I Don’t Know van Dalton Jansen wordt uitgevoerd in dezelfde opstelling als Dobysh’ bijdrage. Als enige van de drie choreografen deze avond danst Jansen niet zelf mee. Zijn drie performers – Gregori Dragoni, Jeroen Janssen en Adam Khazhmuradov – dragen knalblauwe jacks, basketbalshorts en sokken. In een door filmische blackouts gescheiden reeks taferelen zien we de verhoudingen tussen de drie mannen verschuiven. Op het ene moment leunen ze gebroederlijk tegen elkaar, om in een volgende scène als testosteronbommen tegen elkaar aan te rammen. Tussen twee van hen ontstaat een erotisch geladen relatie terwijl de ander kniezend tegen de achterwand leunt.

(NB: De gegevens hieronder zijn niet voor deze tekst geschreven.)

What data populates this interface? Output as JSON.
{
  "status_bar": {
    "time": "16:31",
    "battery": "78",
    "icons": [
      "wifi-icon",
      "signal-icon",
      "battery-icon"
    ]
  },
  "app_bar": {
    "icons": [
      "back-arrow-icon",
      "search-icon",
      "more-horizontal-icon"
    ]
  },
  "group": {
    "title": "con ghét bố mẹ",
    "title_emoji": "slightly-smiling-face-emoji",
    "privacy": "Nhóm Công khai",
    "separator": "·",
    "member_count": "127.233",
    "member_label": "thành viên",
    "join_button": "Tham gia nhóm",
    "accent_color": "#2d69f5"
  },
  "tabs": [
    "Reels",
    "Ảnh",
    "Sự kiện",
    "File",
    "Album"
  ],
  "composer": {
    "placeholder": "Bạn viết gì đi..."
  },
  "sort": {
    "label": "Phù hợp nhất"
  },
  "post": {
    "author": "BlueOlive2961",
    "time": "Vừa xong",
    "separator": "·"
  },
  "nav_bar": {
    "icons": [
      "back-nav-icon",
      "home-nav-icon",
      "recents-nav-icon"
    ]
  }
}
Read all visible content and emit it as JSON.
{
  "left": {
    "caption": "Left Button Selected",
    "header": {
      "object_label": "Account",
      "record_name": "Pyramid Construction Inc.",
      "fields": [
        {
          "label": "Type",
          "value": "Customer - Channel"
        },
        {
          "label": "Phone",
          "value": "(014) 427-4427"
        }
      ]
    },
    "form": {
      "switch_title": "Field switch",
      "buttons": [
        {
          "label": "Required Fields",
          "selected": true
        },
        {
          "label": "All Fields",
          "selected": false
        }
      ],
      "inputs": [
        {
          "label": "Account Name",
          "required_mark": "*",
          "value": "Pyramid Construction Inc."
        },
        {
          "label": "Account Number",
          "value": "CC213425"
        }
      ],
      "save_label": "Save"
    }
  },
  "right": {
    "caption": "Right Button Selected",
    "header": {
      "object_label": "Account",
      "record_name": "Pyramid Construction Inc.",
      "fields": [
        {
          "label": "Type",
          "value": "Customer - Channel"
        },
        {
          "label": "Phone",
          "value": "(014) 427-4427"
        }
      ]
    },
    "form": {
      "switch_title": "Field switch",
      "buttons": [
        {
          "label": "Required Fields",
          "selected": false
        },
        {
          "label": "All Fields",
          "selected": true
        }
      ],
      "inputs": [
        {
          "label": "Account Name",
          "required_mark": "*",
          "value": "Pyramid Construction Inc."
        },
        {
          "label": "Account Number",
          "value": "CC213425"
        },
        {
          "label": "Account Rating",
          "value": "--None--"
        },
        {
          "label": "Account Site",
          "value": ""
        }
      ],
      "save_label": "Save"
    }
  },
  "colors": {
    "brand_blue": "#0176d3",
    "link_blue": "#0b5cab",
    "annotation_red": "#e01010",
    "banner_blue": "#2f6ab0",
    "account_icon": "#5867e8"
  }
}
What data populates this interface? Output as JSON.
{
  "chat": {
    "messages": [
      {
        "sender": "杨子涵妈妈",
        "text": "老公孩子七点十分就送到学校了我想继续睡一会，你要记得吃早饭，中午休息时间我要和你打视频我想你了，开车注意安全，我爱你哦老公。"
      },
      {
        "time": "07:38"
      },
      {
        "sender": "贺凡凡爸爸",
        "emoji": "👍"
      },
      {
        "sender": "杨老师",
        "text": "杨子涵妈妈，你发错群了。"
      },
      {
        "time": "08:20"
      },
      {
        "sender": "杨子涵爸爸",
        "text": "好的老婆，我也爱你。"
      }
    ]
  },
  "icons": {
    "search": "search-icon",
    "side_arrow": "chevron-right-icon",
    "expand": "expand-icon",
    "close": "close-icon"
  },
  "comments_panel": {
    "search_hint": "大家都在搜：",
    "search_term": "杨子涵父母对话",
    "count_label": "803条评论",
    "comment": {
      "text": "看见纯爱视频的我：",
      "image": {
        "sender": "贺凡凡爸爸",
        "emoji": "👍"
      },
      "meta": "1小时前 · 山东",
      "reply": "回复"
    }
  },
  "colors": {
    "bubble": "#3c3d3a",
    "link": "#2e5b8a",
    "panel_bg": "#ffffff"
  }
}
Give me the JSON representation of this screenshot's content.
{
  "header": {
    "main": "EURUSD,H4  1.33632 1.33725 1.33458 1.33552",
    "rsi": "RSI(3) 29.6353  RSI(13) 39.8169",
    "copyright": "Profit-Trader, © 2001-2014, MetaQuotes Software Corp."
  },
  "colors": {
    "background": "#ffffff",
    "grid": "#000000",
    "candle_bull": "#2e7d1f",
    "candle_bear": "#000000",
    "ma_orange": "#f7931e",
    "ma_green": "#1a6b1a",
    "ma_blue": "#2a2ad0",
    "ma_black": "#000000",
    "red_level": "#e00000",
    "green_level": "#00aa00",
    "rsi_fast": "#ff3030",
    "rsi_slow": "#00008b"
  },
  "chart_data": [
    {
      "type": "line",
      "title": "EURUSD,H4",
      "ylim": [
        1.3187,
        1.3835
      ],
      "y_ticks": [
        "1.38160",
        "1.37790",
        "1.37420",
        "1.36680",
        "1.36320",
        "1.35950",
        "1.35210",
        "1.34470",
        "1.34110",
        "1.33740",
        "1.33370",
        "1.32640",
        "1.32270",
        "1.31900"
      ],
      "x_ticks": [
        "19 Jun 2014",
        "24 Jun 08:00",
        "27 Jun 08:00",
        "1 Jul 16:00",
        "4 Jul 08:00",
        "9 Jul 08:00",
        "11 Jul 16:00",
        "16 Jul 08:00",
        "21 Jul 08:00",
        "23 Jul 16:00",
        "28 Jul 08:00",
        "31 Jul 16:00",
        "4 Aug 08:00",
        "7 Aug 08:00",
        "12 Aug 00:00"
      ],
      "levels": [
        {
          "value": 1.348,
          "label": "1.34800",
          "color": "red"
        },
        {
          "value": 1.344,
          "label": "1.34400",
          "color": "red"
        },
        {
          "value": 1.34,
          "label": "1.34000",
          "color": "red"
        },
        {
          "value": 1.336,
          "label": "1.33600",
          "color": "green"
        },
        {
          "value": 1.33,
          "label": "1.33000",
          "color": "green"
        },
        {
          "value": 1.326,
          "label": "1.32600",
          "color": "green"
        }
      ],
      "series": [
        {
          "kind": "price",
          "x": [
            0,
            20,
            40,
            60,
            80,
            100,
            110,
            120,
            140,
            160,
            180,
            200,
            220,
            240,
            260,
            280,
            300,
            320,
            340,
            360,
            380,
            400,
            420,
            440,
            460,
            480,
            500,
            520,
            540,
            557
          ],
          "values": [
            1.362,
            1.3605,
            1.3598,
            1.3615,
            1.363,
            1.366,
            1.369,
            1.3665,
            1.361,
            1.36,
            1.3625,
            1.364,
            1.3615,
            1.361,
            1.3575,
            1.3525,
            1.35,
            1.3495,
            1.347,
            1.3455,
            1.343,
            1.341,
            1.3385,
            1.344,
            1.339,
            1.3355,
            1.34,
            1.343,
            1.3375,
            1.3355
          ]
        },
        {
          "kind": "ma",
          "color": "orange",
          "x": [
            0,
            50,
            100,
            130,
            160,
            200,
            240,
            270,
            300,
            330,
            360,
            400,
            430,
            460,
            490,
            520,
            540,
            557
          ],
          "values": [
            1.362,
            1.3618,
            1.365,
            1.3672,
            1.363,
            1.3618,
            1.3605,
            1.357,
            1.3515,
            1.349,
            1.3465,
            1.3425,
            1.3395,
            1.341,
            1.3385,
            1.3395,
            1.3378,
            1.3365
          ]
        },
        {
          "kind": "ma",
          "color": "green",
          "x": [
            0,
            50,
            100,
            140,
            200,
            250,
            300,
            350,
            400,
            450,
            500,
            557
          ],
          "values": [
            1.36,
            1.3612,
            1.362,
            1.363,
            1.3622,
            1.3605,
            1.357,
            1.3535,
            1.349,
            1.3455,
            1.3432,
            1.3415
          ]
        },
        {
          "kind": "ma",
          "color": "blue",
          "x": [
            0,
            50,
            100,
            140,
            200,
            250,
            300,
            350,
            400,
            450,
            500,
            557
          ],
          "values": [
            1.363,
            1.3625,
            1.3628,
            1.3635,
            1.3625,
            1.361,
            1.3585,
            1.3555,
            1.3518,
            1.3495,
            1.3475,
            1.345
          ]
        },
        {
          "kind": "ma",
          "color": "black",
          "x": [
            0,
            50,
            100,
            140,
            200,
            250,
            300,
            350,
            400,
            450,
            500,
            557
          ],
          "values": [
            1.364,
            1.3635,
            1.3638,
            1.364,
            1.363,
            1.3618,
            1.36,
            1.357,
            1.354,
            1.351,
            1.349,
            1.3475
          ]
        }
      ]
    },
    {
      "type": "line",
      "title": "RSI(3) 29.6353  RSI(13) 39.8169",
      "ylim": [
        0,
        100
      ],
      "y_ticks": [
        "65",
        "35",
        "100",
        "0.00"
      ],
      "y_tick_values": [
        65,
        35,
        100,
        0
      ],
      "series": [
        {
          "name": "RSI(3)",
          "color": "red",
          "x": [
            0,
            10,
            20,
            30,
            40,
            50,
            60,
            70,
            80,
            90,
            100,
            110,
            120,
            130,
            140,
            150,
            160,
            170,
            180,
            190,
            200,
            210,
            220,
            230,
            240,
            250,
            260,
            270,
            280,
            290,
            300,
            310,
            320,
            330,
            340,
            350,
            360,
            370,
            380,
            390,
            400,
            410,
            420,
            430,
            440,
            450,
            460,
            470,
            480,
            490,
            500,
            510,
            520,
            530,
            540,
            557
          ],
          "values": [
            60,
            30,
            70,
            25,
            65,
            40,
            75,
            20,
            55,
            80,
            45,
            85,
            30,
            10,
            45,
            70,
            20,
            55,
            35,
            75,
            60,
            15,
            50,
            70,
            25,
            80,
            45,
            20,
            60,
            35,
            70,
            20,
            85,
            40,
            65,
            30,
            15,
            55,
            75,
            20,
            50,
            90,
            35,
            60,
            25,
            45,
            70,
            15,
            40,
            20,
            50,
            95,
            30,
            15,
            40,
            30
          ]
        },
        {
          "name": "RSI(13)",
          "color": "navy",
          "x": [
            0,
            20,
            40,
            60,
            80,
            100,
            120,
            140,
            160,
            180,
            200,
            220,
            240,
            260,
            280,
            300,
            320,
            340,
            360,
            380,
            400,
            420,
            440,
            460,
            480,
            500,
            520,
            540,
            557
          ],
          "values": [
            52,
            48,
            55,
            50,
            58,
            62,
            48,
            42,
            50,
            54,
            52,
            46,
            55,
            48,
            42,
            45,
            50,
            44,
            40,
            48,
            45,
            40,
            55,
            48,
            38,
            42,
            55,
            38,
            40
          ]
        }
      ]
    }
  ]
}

Jansen – die eerder zijn eigen ervaringen als jongere in een gesloten jeugdzorginrichting verwerkte tot het ijzersterke Birds – liet zich inspireren door Le Paradis, een Belgische speelfilm over een gefnuikte romance in een jeugdgevangenis. Ik heb dit recente debuut van cineast Zeno Graton niet gezien. Als je de film wel kent kun je misschien beter uit de voeten met de volgorde van de scènes, waarin jaloezie, aantrekking, uitsluiting, verbroedering en vijandigheid elkaar afwisselen in tamelijk vet aangezet drama. Op mij kwam de montage nogal willekeurig over, terwijl de dans door die episodische structuur net geen lekker flow krijgt.